Cook County News Herald

Hike up Eagle Mountain raises money for literacy in Africa



Tom Warth, the founder of St. Paul-based Books For Africa (BFA), led a group of 25 hikers up Eagle Mountain on the North Shore on Sunday, May 26, to raise $12,000 to send a container of books to children in Togo in Africa.

The money raised will pay to ship 40,000 books to the West African country.

Warth, 83, has led numerous fundraising walks for BFA over the years including a walk across Zanzibar Island off the coast of Africa, across the country of Gambia and up Mount Kilimanjaro. He has also walked across Minnesota, Wisconsin and from the Canadian border to Iowa to promote literacy in Africa.

“I can’t think of a better way to spend Memorial Day weekend than taking in the best views from the highest point in Minnesota all in an effort to help the children of Africa,” Warth said.

Warth, who emigrated to the U.S. from the United Kingdom in 1960, sold his car book publishing company in Osceola, Wisconsin, in 1988 and went on an around-the-world journey. He visited a small library in Jinja, Uganda, the source of the great Nile River. The shelves were mostly empty so Warth had the idea to do something that would have an impact on the students of Africa: end the book famine. It became the mission of Books For Africa.

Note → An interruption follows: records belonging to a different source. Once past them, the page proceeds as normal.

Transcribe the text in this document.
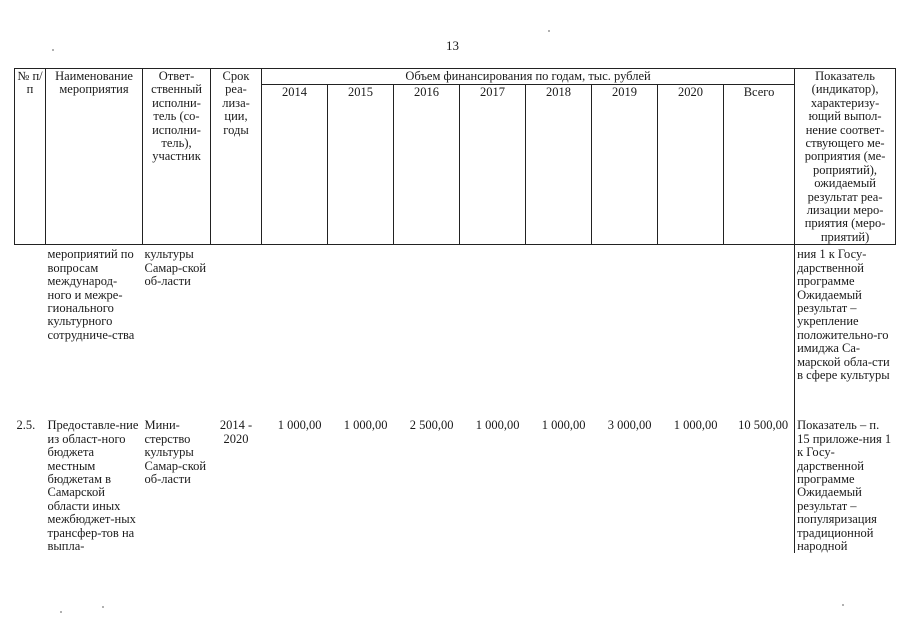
13
№ п/п	Наименование мероприятия	Ответ-ственный исполни-тель (со-исполни-тель), участник	Срок реа-лиза-ции, годы	Объем финансирования по годам, тыс. рублей								Показатель (индикатор), характеризу-ющий выпол-нение соответ-ствующего ме-роприятия (ме-роприятий), ожидаемый результат реа-лизации меро-приятия (меро-приятий)
				2014	2015	2016	2017	2018	2019	2020	Всего	
	мероприятий по вопросам международ-ного и межре-гионального культурного сотрудниче-ства	культуры Самар-ской об-ласти										ния 1 к Госу-дарственной программе Ожидаемый результат – укрепление положительно-го имиджа Са-марской обла-сти в сфере культуры
2.5.	Предоставле-ние из област-ного бюджета местным бюджетам в Самарской области иных межбюджет-ных трансфер-тов на выпла-	Мини-стерство культуры Самар-ской об-ласти	2014 - 2020	1 000,00	1 000,00	2 500,00	1 000,00	1 000,00	3 000,00	1 000,00	10 500,00	Показатель – п. 15 приложе-ния 1 к Госу-дарственной программе Ожидаемый результат – популяризация традиционной народной
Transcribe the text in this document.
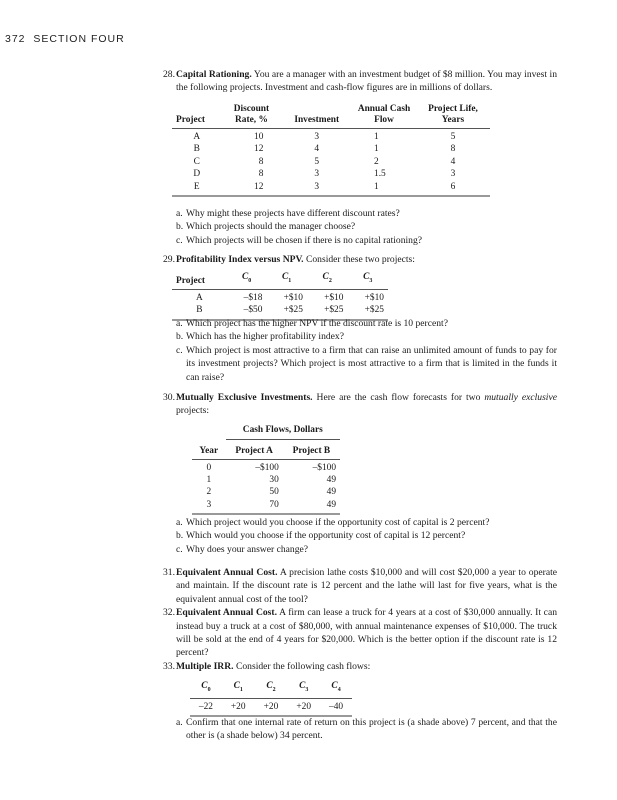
372 SECTION FOUR
28. Capital Rationing. You are a manager with an investment budget of $8 million. You may invest in the following projects. Investment and cash-flow figures are in millions of dollars.
Project	Discount Rate, %	Investment	Annual Cash Flow	Project Life, Years
A	10	3	1	5
B	12	4	1	8
C	8	5	2	4
D	8	3	1.5	3
E	12	3	1	6
a. Why might these projects have different discount rates?
b. Which projects should the manager choose?
c. Which projects will be chosen if there is no capital rationing?
29. Profitability Index versus NPV. Consider these two projects:
Project	$C_0$	$C_1$	$C_2$	$C_3$
A	–$18	+$10	+$10	+$10
B	–$50	+$25	+$25	+$25
a. Which project has the higher NPV if the discount rate is 10 percent?
b. Which has the higher profitability index?
c. Which project is most attractive to a firm that can raise an unlimited amount of funds to pay for its investment projects? Which project is most attractive to a firm that is limited in the funds it can raise?
30. Mutually Exclusive Investments. Here are the cash flow forecasts for two mutually exclusive projects:
	Cash Flows, Dollars	
Year	Project A	Project B
0	–$100	–$100
1	30	49
2	50	49
3	70	49
a. Which project would you choose if the opportunity cost of capital is 2 percent?
b. Which would you choose if the opportunity cost of capital is 12 percent?
c. Why does your answer change?
31. Equivalent Annual Cost. A precision lathe costs $10,000 and will cost $20,000 a year to operate and maintain. If the discount rate is 12 percent and the lathe will last for five years, what is the equivalent annual cost of the tool?
32. Equivalent Annual Cost. A firm can lease a truck for 4 years at a cost of $30,000 annually. It can instead buy a truck at a cost of $80,000, with annual maintenance expenses of $10,000. The truck will be sold at the end of 4 years for $20,000. Which is the better option if the discount rate is 12 percent?
33. Multiple IRR. Consider the following cash flows:
$C_0$	$C_1$	$C_2$	$C_3$	$C_4$
–22	+20	+20	+20	–40
a. Confirm that one internal rate of return on this project is (a shade above) 7 percent, and that the other is (a shade below) 34 percent.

Books For Africa is the largest shipper of donated text and library books to the African continent, shipping over 44 million books to all 55 countries on the African continent since 1988. In fiscal year 2018 alone, Books For Africa shipped 2.3 million books and 123 computers and e-readers containing 283,000 digital books, to 29 countries. More than $2.2 million was raised last year to ship these books to the students of Africa.